By Neal Fishman, SCCA Board President
Life sometimes takes strange twists and turns. For instance, how does a city boy from the Bronx end up as a leading Northern California environmentalist and a critical member of the SCCA board? It’s a good story and we’ll let you in on it. But first, a very big thank you to David Keller, said city boy, for his years of service to SCCA, Sonoma County and much of the rest of Northern California. David left SCCA’s board this year after 18 years. We owe him our respect and gratitude and very much miss his insights at our monthly meetings.
David grew up in the Bronx in the same congressional district now held by Alexandra Ocasio
Cortez. His family lived in a lively area of high rises that were well planned to provide more than just a place to live. There were parks and community centers, public transit, and small retail stores. It was one of the first planned high-rise communities in the country. Its goals were to provide a good quality of life for everyone, not just specific families within their own domiciles. This stuck with David and is one of the keys to how he feels about Sonoma County and its problems and opportunities.
After graduating from City College of New York with a double degree in sociology and social psychology and a minor in art David left the Bronx and headed for advanced study in Ann Arbor, Michigan, eventually getting a job as a social worker in Detroit. As he tells it, this was his last straight job and it didn’t last long. Oregon and then California beckoned.
Carpentry and woodworking were his goals in Oregon but the economy in the early seventies provided few opportunities. Landing in Oakland he decided to seek new skills at the California College of Arts and Crafts and then UC Berkeley. Neither had wood working classes of any note and CCAC cost a mint, and at that time David barely had enough money to buy a package of mints. But he was told of a master woodworker living in Bolinas, Arthur Espenet, who might consider having a student.
He visited Espenet, who it turned out was just about to undertake a major project for the Smithsonian, outfitting the then new Renwick gallery. David had found a master who he then convinced to “hire” him for the princely sum of nothing. But he didn’t have to pay him either. He worked there for three years. But after a few months he was taken on as a paid employee making a living wage at the time, $3 and hour. He became a skilled wood worker and carpenter, his goal, but also made wood working tools. He devised a special jig for creating dove tails in larger thicker furniture pieces. Selling these tools and making furniture became his livelihood.
Bolinas was and is a town of often brilliant but iconoclastic individualists. David fit right in and became involved in local issues.

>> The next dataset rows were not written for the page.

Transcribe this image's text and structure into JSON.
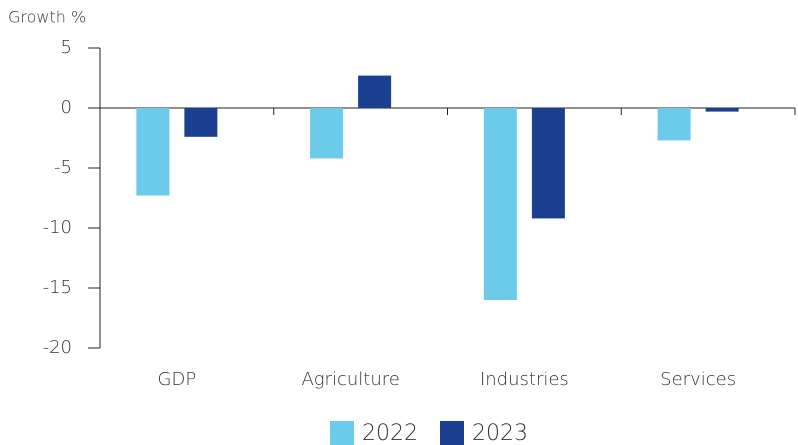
{
  "chart_data": {
    "type": "bar",
    "y_label": "Growth %",
    "categories": [
      "GDP",
      "Agriculture",
      "Industries",
      "Services"
    ],
    "series": [
      {
        "name": "2022",
        "color": "#6ccaea",
        "values": [
          -7.3,
          -4.2,
          -16,
          -2.7
        ]
      },
      {
        "name": "2023",
        "color": "#1b3f91",
        "values": [
          -2.4,
          2.7,
          -9.2,
          -0.3
        ]
      }
    ],
    "ylim": [
      -20,
      5
    ],
    "yticks": [
      -20,
      -15,
      -10,
      -5,
      0,
      5
    ],
    "grid": false,
    "legend": "bottom"
  }
}
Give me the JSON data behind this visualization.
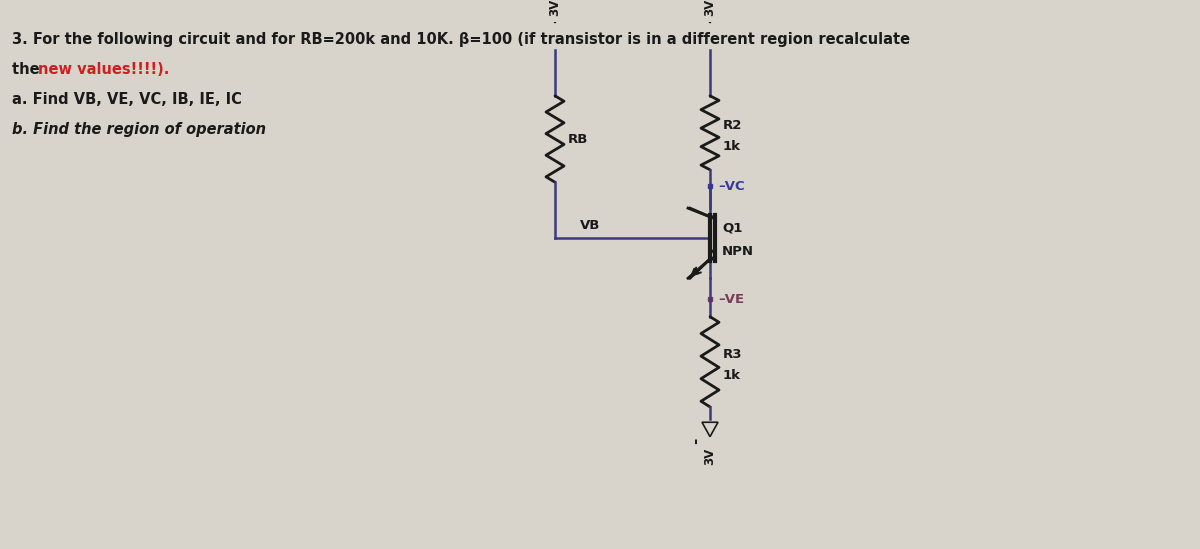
{
  "bg_color": "#d8d4cc",
  "circuit_color": "#3a3a7a",
  "resistor_color": "#1a1a1a",
  "node_color_vc": "#3a3a9a",
  "node_color_ve": "#7a3a5a",
  "text_color": "#1a1a1a",
  "new_values_color": "#cc2020",
  "title_line1": "3. For the following circuit and for RB=200k and 10K. β=100 (if transistor is in a different region recalculate",
  "title_line2_pre": "the ",
  "title_line2_red": "new values!!!!).",
  "title_line3": "a. Find VB, VE, VC, IB, IE, IC",
  "title_line4": "b. Find the region of operation",
  "lw_wire": 1.8,
  "lw_res": 2.0,
  "lw_transistor": 2.0
}
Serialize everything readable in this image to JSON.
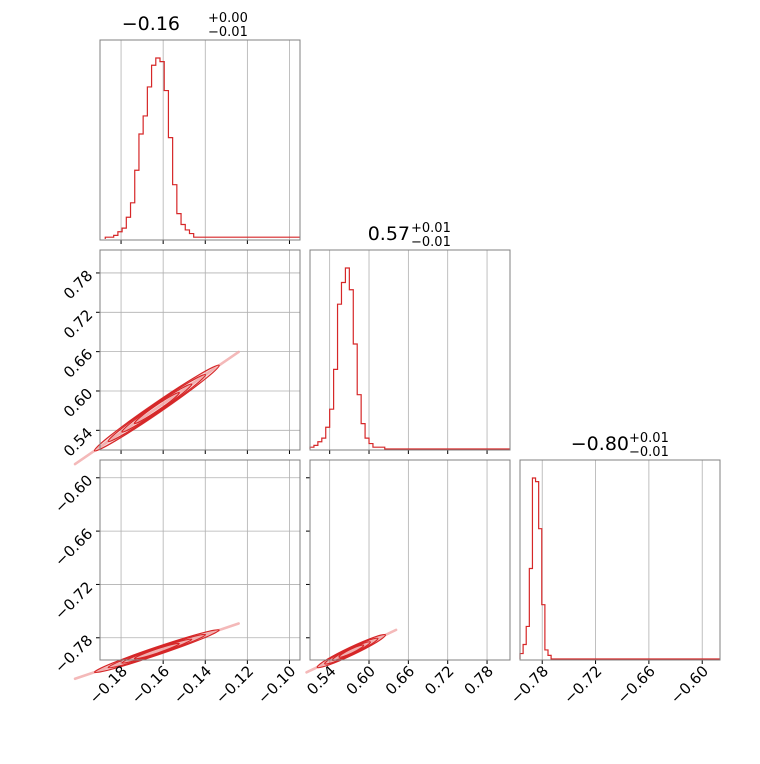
{
  "colors": {
    "line": "#d62728",
    "grid": "#b0b0b0",
    "frame": "#808080",
    "text": "#000000"
  },
  "titles": [
    {
      "main": "−0.16",
      "sup": "+0.00",
      "sub": "−0.01"
    },
    {
      "main": "0.57",
      "sup": "+0.01",
      "sub": "−0.01"
    },
    {
      "main": "−0.80",
      "sup": "+0.01",
      "sub": "−0.01"
    }
  ],
  "chart_data": {
    "type": "corner",
    "grid": true,
    "parameters": [
      {
        "range": [
          -0.19,
          -0.095
        ],
        "ticks": [
          -0.18,
          -0.16,
          -0.14,
          -0.12,
          -0.1
        ],
        "tick_labels": [
          "−0.18",
          "−0.16",
          "−0.14",
          "−0.12",
          "−0.10"
        ],
        "hist": {
          "bin_edges": [
            -0.1875,
            -0.1855,
            -0.1835,
            -0.1815,
            -0.1795,
            -0.1775,
            -0.1755,
            -0.1735,
            -0.1715,
            -0.1695,
            -0.1675,
            -0.1655,
            -0.1635,
            -0.1615,
            -0.1595,
            -0.1575,
            -0.1555,
            -0.1535,
            -0.1515,
            -0.1495,
            -0.1475,
            -0.1455,
            -0.1435,
            -0.095
          ],
          "counts": [
            1,
            1,
            2,
            4,
            6,
            12,
            20,
            38,
            58,
            68,
            84,
            96,
            100,
            98,
            82,
            56,
            30,
            14,
            8,
            5,
            3,
            1,
            1
          ]
        }
      },
      {
        "range": [
          0.51,
          0.815
        ],
        "ticks": [
          0.54,
          0.6,
          0.66,
          0.72,
          0.78
        ],
        "tick_labels": [
          "0.54",
          "0.60",
          "0.66",
          "0.72",
          "0.78"
        ],
        "hist": {
          "bin_edges": [
            0.51,
            0.516,
            0.522,
            0.528,
            0.534,
            0.54,
            0.546,
            0.552,
            0.558,
            0.564,
            0.57,
            0.576,
            0.582,
            0.588,
            0.594,
            0.6,
            0.606,
            0.612,
            0.618,
            0.624,
            0.815
          ],
          "counts": [
            1,
            2,
            4,
            6,
            12,
            22,
            44,
            80,
            92,
            100,
            88,
            58,
            30,
            14,
            6,
            3,
            1,
            1,
            1,
            0
          ]
        }
      },
      {
        "range": [
          -0.805,
          -0.58
        ],
        "ticks": [
          -0.78,
          -0.72,
          -0.66,
          -0.6
        ],
        "tick_labels": [
          "−0.78",
          "−0.72",
          "−0.66",
          "−0.60"
        ],
        "hist": {
          "bin_edges": [
            -0.805,
            -0.8015,
            -0.798,
            -0.7945,
            -0.791,
            -0.7875,
            -0.784,
            -0.7805,
            -0.777,
            -0.7735,
            -0.77,
            -0.58
          ],
          "counts": [
            3,
            8,
            18,
            50,
            100,
            98,
            72,
            30,
            5,
            2,
            0
          ]
        }
      }
    ],
    "pairs": [
      {
        "x_param": 0,
        "y_param": 1,
        "center": [
          -0.163,
          0.574
        ],
        "slope": 2.2,
        "major_half_span": 0.037,
        "minor_half_width": 0.004
      },
      {
        "x_param": 0,
        "y_param": 2,
        "center": [
          -0.163,
          -0.795
        ],
        "slope": 0.8,
        "major_half_span": 0.037,
        "minor_half_width": 0.0018
      },
      {
        "x_param": 1,
        "y_param": 2,
        "center": [
          0.573,
          -0.795
        ],
        "slope": 0.35,
        "major_half_span": 0.065,
        "minor_half_width": 0.0018
      }
    ]
  }
}
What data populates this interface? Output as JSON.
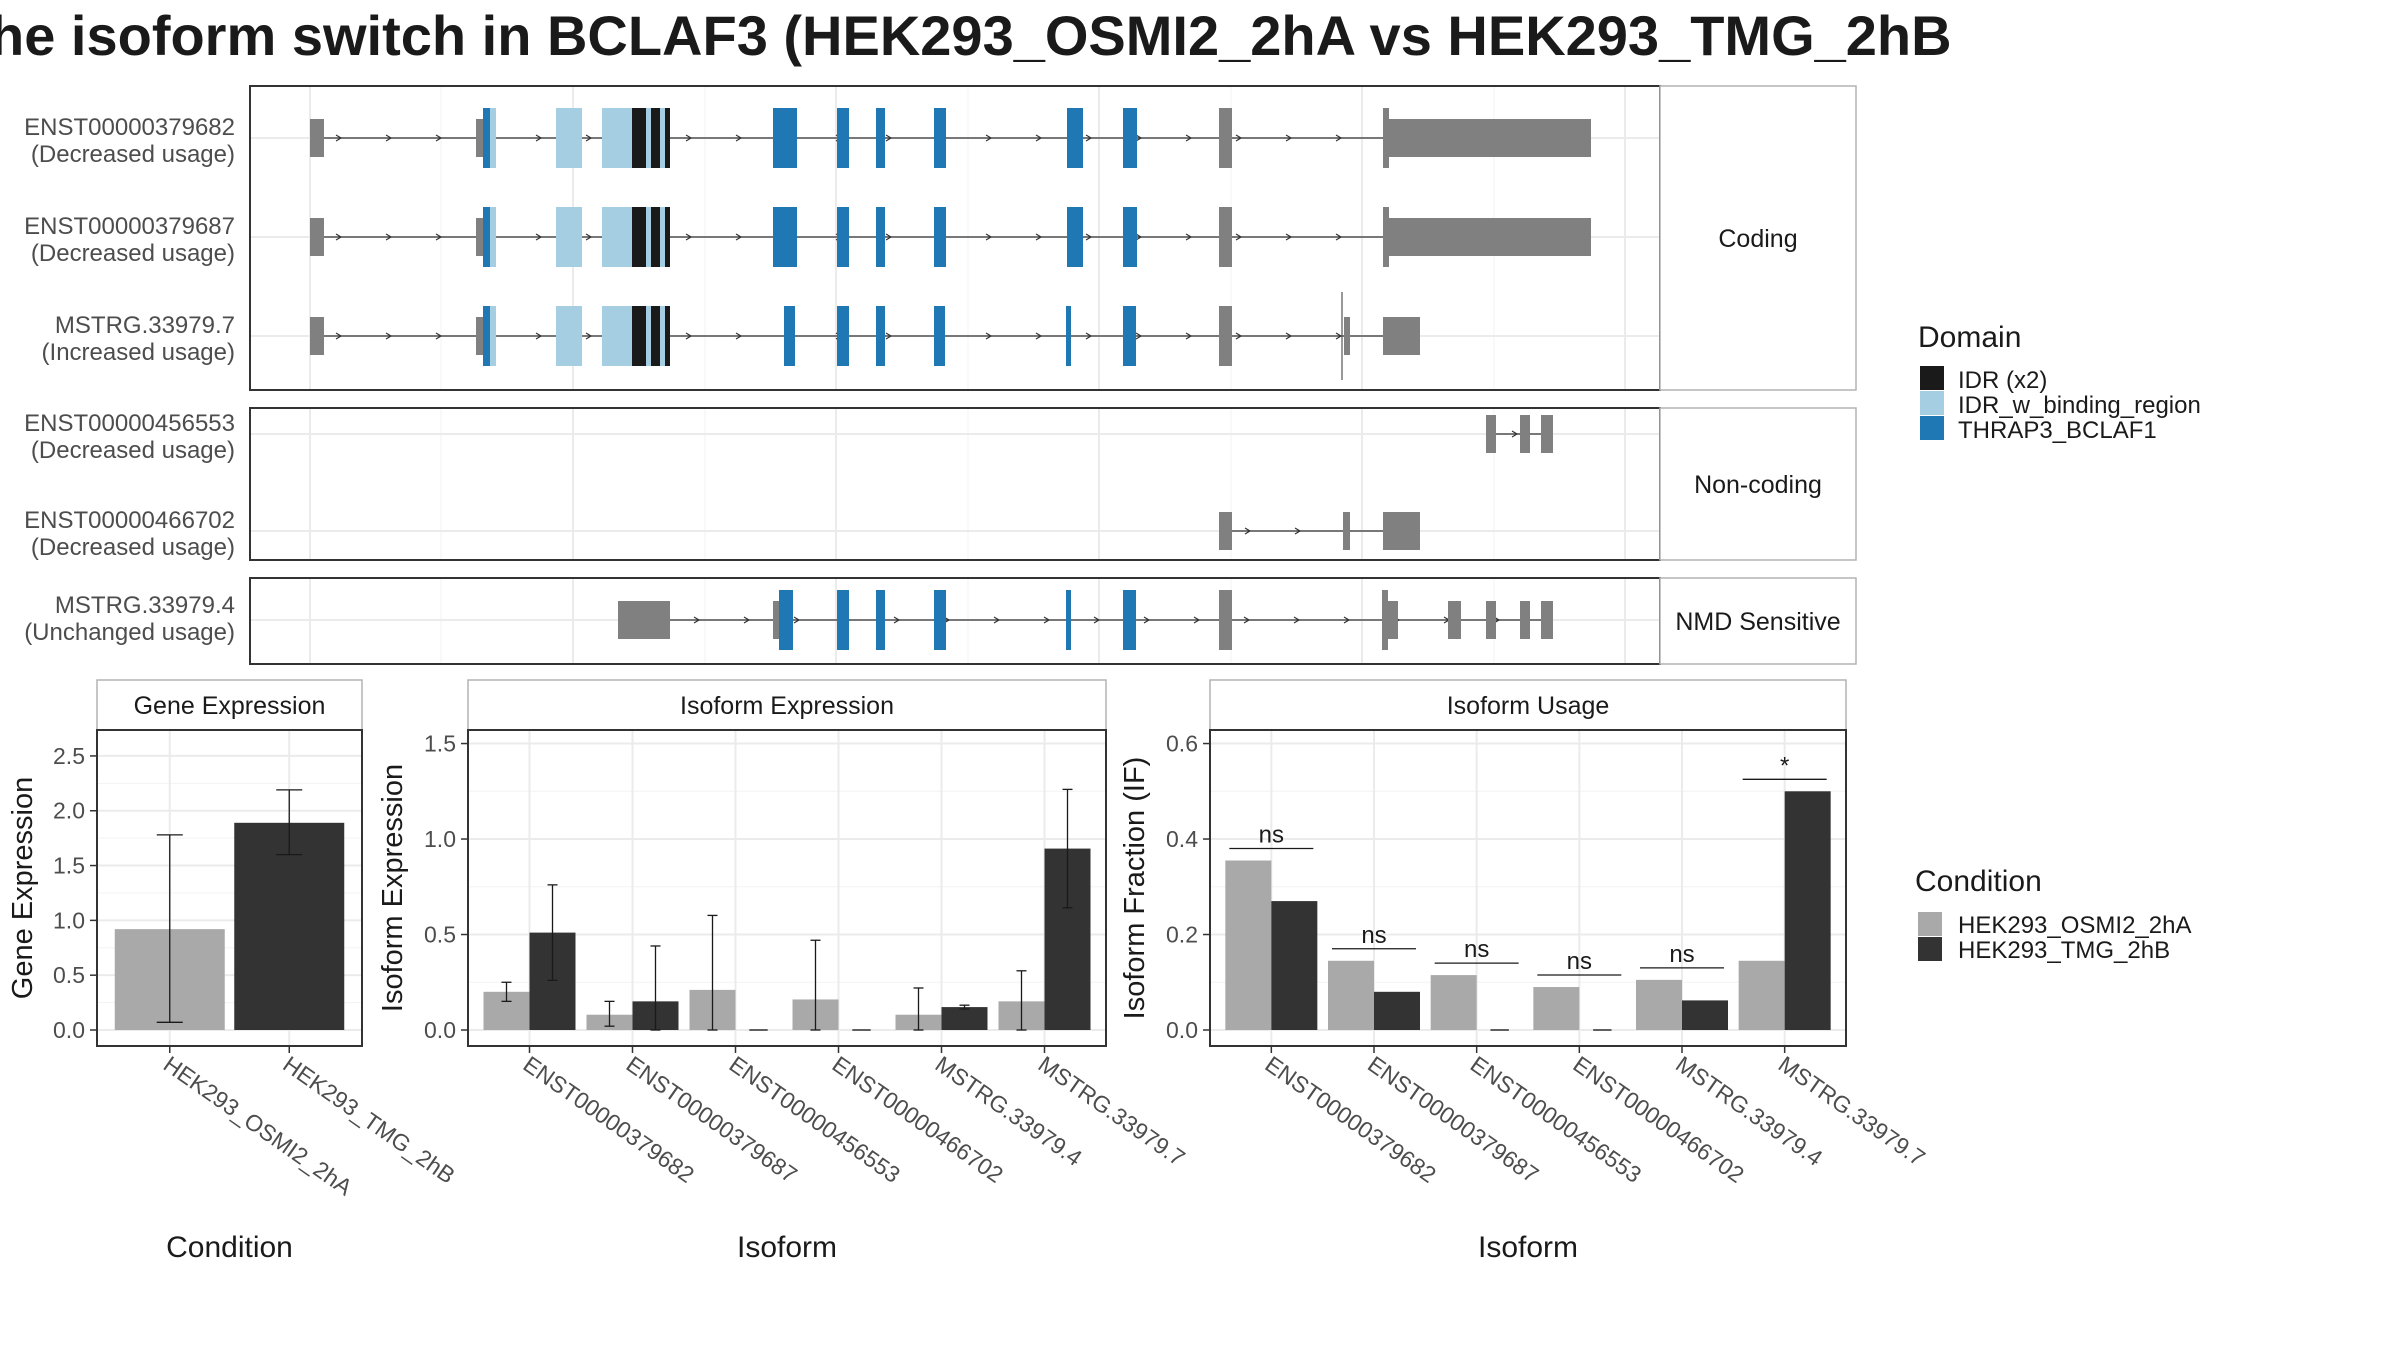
{
  "title": "he isoform switch in BCLAF3 (HEK293_OSMI2_2hA vs HEK293_TMG_2hB",
  "colors": {
    "exon": "#808080",
    "idr": "#1a1a1a",
    "idr_w_binding_region": "#a6cee3",
    "thrap3_bclaf1": "#1f78b4",
    "cond_a": "#a9a9a9",
    "cond_b": "#333333",
    "panel_border": "#333333",
    "strip_border": "#b3b3b3",
    "grid": "#ebebeb"
  },
  "structure": {
    "groups": [
      {
        "label": "Coding",
        "transcripts": [
          {
            "id": "ENST00000379682",
            "usage": "(Decreased usage)"
          },
          {
            "id": "ENST00000379687",
            "usage": "(Decreased usage)"
          },
          {
            "id": "MSTRG.33979.7",
            "usage": "(Increased usage)"
          }
        ]
      },
      {
        "label": "Non-coding",
        "transcripts": [
          {
            "id": "ENST00000456553",
            "usage": "(Decreased usage)"
          },
          {
            "id": "ENST00000466702",
            "usage": "(Decreased usage)"
          }
        ]
      },
      {
        "label": "NMD Sensitive",
        "transcripts": [
          {
            "id": "MSTRG.33979.4",
            "usage": "(Unchanged usage)"
          }
        ]
      }
    ],
    "domain_legend": {
      "title": "Domain",
      "items": [
        {
          "label": "IDR (x2)",
          "color_key": "idr"
        },
        {
          "label": "IDR_w_binding_region",
          "color_key": "idr_w_binding_region"
        },
        {
          "label": "THRAP3_BCLAF1",
          "color_key": "thrap3_bclaf1"
        }
      ]
    }
  },
  "condition_legend": {
    "title": "Condition",
    "items": [
      {
        "label": "HEK293_OSMI2_2hA",
        "color_key": "cond_a"
      },
      {
        "label": "HEK293_TMG_2hB",
        "color_key": "cond_b"
      }
    ]
  },
  "chart_data": [
    {
      "type": "bar",
      "title": "Gene Expression",
      "xlabel": "Condition",
      "ylabel": "Gene Expression",
      "ylim": [
        0,
        2.7
      ],
      "yticks": [
        0.0,
        0.5,
        1.0,
        1.5,
        2.0,
        2.5
      ],
      "ytick_labels": [
        "0.0",
        "0.5",
        "1.0",
        "1.5",
        "2.0",
        "2.5"
      ],
      "categories": [
        "HEK293_OSMI2_2hA",
        "HEK293_TMG_2hB"
      ],
      "values": [
        0.92,
        1.89
      ],
      "error_low": [
        0.07,
        1.6
      ],
      "error_high": [
        1.78,
        2.19
      ]
    },
    {
      "type": "bar",
      "title": "Isoform Expression",
      "xlabel": "Isoform",
      "ylabel": "Isoform Expression",
      "ylim": [
        0,
        1.55
      ],
      "yticks": [
        0.0,
        0.5,
        1.0,
        1.5
      ],
      "ytick_labels": [
        "0.0",
        "0.5",
        "1.0",
        "1.5"
      ],
      "categories": [
        "ENST00000379682",
        "ENST00000379687",
        "ENST00000456553",
        "ENST00000466702",
        "MSTRG.33979.4",
        "MSTRG.33979.7"
      ],
      "series": [
        {
          "name": "HEK293_OSMI2_2hA",
          "values": [
            0.2,
            0.08,
            0.21,
            0.16,
            0.08,
            0.15
          ],
          "error_low": [
            0.15,
            0.02,
            0.0,
            0.0,
            0.0,
            0.0
          ],
          "error_high": [
            0.25,
            0.15,
            0.6,
            0.47,
            0.22,
            0.31
          ]
        },
        {
          "name": "HEK293_TMG_2hB",
          "values": [
            0.51,
            0.15,
            0.0,
            0.0,
            0.12,
            0.95
          ],
          "error_low": [
            0.26,
            0.0,
            0.0,
            0.0,
            0.11,
            0.64
          ],
          "error_high": [
            0.76,
            0.44,
            0.0,
            0.0,
            0.13,
            1.26
          ]
        }
      ]
    },
    {
      "type": "bar",
      "title": "Isoform Usage",
      "xlabel": "Isoform",
      "ylabel": "Isoform Fraction (IF)",
      "ylim": [
        0,
        0.62
      ],
      "yticks": [
        0.0,
        0.2,
        0.4,
        0.6
      ],
      "ytick_labels": [
        "0.0",
        "0.2",
        "0.4",
        "0.6"
      ],
      "categories": [
        "ENST00000379682",
        "ENST00000379687",
        "ENST00000456553",
        "ENST00000466702",
        "MSTRG.33979.4",
        "MSTRG.33979.7"
      ],
      "series": [
        {
          "name": "HEK293_OSMI2_2hA",
          "values": [
            0.355,
            0.145,
            0.115,
            0.09,
            0.105,
            0.145
          ]
        },
        {
          "name": "HEK293_TMG_2hB",
          "values": [
            0.27,
            0.08,
            0.0,
            0.0,
            0.062,
            0.5
          ]
        }
      ],
      "significance": [
        "ns",
        "ns",
        "ns",
        "ns",
        "ns",
        "*"
      ]
    }
  ]
}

He spearheaded the permanent opening of the beach in town and repair of the infrastructure protecting it. He supported a development moratorium based on water supply. These, and other issues, meant dealing with bureaucrats, permits and even a local election. The social worker turned wood worker was becoming an environmental activist.
After a few years David and his wife Allison moved to Petaluma where his activism blossomed over issues related to a local creek, the local sewage treatment plant, the Petaluma River, the county water agency, and eventually the Eel and Russian rivers. These all remain issues that David cares about and is active in. It didn’t take long for Bill Kortum to ask David to join the SCCA board in the late nineties. He also served a term on the Petaluma City Council. For all of his nearly 20 years on the SCCA board David was a thought leader and a tough activist. He is proud of SCCA’s role during those years promoting the SMART train, urban growth boundaries, the Ag and Open Space District, and a fix for Santa Rosa sewage treatment dilemmas.
In a way, the city boy has come full circle. The differences in his interests and life in the Bronx and eventually in Sonoma County do not loom so large today. David recounts that even in his New York days, water was always an issue and solace to him. His later work in Marin and Sonoma counties has included much thought and effort about water supply and public access to water. His experience living in a well-planned community in the Bronx informs his opinions on what types of development should be promoted in Sonoma County. His New York local hero, Jane Jacobs, got her spurs battling the powerful and legendary Robert Moses who tried but failed to put a freeway through the center of Manhattan, which would have destroyed much of the city. Jacobs powerful rebuke of Moses as well as David’s own social activism flowed easily into environmental activism in later years.
David may have left the SCCA board, but he will always remain a supporter and a firm environmental voice in the entire region. Now, along with his long-standing interest in water, David will be concentrating his concern on making sure that the rush to build new housing for all income levels is done with the same kind of care that was put into those high rises in the Bronx. He recounts a story about a conversation he had with a Berkeley architect about how long buildings last. What we do today will be with us for generations. If we don’t require development to provide space for public amenities, there won’t be any, for generations. He also recounts an encounter with a group of Japanese carpentry masters who came to California during his Bolinas days to rebuild a dismantled temple that was sent as a gift. Each member of the crew from Japan was not only a master carpenter but they each came from generations of such masters. Their skills were unmatched because of this long tradition. David stands for the long view in Sonoma County. He stands with future generations as well as our own time. He stands for an economy, where skill, craft, environmental restoration, and public goods have a key and honored place. To a great degree this is the essence of SCCA’s mission and we will continue to seek David’s guidance in the coming years.